Semarang (Antara) - Unit Produksi Busana Sekar Ayu memanfaatkan gulma atau tumbuhan liar yang kerap dianggap sebagai hama untuk proses pewarnaan batik alami dalam produk-produk batiknya.

"Gulma itu, misalnya rumput-rumput liar, tumbuhan liar yang tumbuh di sekeliling," kata Ketua Jurusan Pendidikan Kesejahteraan Keluarga (PKK) Unnes Dr Sri Endah Wahyuningsih di Semarang, Senin.

Diakui pengajar tata busaha FKK Unnes itu, gulma selama ini banyak dipandang sebelah mana karena dianggap pengganggu, padahal kegunaannya sangat banyak, salah satunya sebagai bahan pewarna alami.

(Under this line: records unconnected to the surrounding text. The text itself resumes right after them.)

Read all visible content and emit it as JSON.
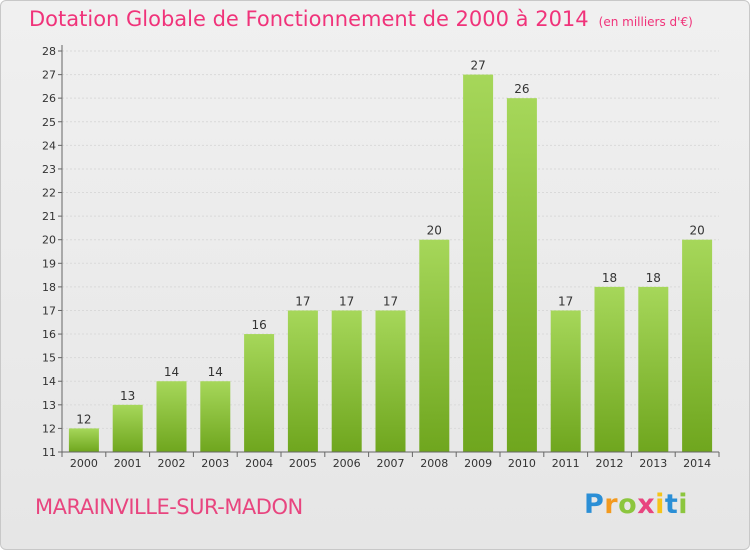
{
  "title": {
    "main": "Dotation Globale de Fonctionnement de 2000 à 2014",
    "unit": "(en milliers d'€)"
  },
  "commune": "MARAINVILLE-SUR-MADON",
  "logo": {
    "letters": [
      "P",
      "r",
      "o",
      "x",
      "i",
      "t",
      "i"
    ],
    "colors": [
      "#2b8fd6",
      "#f39a1e",
      "#8cc63e",
      "#e8457f",
      "#f5c419",
      "#2b8fd6",
      "#8cc63e"
    ]
  },
  "colors": {
    "bar_light": "#a6d75a",
    "bar_dark": "#6fa61e",
    "accent": "#f0337a"
  },
  "chart_data": {
    "type": "bar",
    "title": "Dotation Globale de Fonctionnement de 2000 à 2014",
    "subtitle": "(en milliers d'€)",
    "xlabel": "",
    "ylabel": "",
    "categories": [
      "2000",
      "2001",
      "2002",
      "2003",
      "2004",
      "2005",
      "2006",
      "2007",
      "2008",
      "2009",
      "2010",
      "2011",
      "2012",
      "2013",
      "2014"
    ],
    "values": [
      12,
      13,
      14,
      14,
      16,
      17,
      17,
      17,
      20,
      27,
      26,
      17,
      18,
      18,
      20
    ],
    "ylim": [
      11,
      28
    ],
    "yticks": [
      11,
      12,
      13,
      14,
      15,
      16,
      17,
      18,
      19,
      20,
      21,
      22,
      23,
      24,
      25,
      26,
      27,
      28
    ],
    "grid": true,
    "legend": "none"
  }
}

Batik dengan pewarna dari gulma itu, kata dia, merupakan salah satu hasil inovasi penelitian dosen yang sempat tercatat dalam Museum Rekor Indonesia (Muri), sementara produknya juga sudah dipasarkan.

"Kami punya Sekar Ayu sebagai unit produksi busana. Selama ini, 'Sekar Ayu' sudah memproduksi berbagai produk busana, mulai batik dengan pewarna gulma, busana kerja, rajut, hingga aksesoris," katanya.

Beranggotakan tiga dosen tata busana FKK Unnes lainnya, Endah mengetuai Program Pengembangan Usaha Produk Intelektual Kampus (PPUPIK) pengembangan Unit Produksi Busana "Sekar Ayu" yang didanai kementerian.

Sebenarnya, kata dia, Sekar Ayu sudah dirintis sejak 2017 dengan memanfaatkan berbagai potensi yang dimiliki, termasuk berinovasi, salah satunya menciptakan pewarna batik alami dari gulma.
"Tak hanya busana, Sekar Ayu juga memproduksi beraneka aksesoris jilbab, tas, jas laboratorium, hingga goody bag. Dengan program ini, kami oba kembangkan unit produksi busana ini," jelasnya.

Sebagai salah satu program studi unggulan di PKK Unnes, kata dia, berbagai laboratorium tersedia sebagai penunjang, mulai laboratorium jahit, bordir, dan aneka peralatan pressing dan obras.

Menurut dia, "Sekar Ayu" dikembangkan sekaligus untuk penanaman jiwa dan keterampilan kewirausahaan terhadap kalangan mahasiswa, khususnya bidang tata busana sebagai bekal setelah mereka lulus.

"Jadi, mahasiswa yang mungkin kekurangan biaya praktik atau ingin penghasilan tambahan bisa membantu menjahit, dan sebagainya. Produk-produk yang dihasilkan kan juga dipamerkan untuk dijual," katanya.

Untuk harga produk busana dari Sekar Ayu, Endah menyebutkan cukup terjangkau, seperti baju zero waste dijual sekitar Rp70 ribu, kemeja sekitar Rp55 ribu dan paling mahal Rp180 ribu.

Sebagai galeri pamer, kata dia, disediakan pula Gedung Kewirausahaan Unnes (KWU) yang memamerkan berbagai produk busana yang bisa juga menjadi laboratorium bagi mahasiswa untuk berwirausaha.

"Produk-produk busana dari mahasiswa pun bisa ditampilkan di situ. Kan ada 'quality control' dulu untuk menyortir, kalau layak, ya, bisa dijual. Tetap ada seleksinya, tidak sembarangan," kata Endah.

Sementara itu, Dekan FT Unnes Dr Nur Qudus menyambut baik program PPUPIK yang dijalankan tim dari PKK Unnes untuk mengembangkan "Sekar Ayu" sebagai unit produksi busana dari jurusan PKK Unnes.

"Salah satu program unggulan kami memang unit kewirausahaan. Tetapi, berbeda dengan wirausaha yang bersifat umum, kalau di kampus lebih sebagai upaya hilirisasi riset dari para penelitinya," katanya.

Dicontohkannya, produk pewarna batik alami dari gulma yang diteliti pengajar PKK Unnes yang bisa menjadi alternatif dari pewarna kimia, belum lagi beraneka produk busana yang dikreasi mahasiswa dan dosen.

"Potensi kewirausahaan dari Jurusan PKK di FT paling tinggi dibanding jurusan-jurusan lainnya. Total mahasiswa di FT Unnes ada 4.000-an, dan
900-an di antaranya berada di Jurusan PKK," kata Qudus.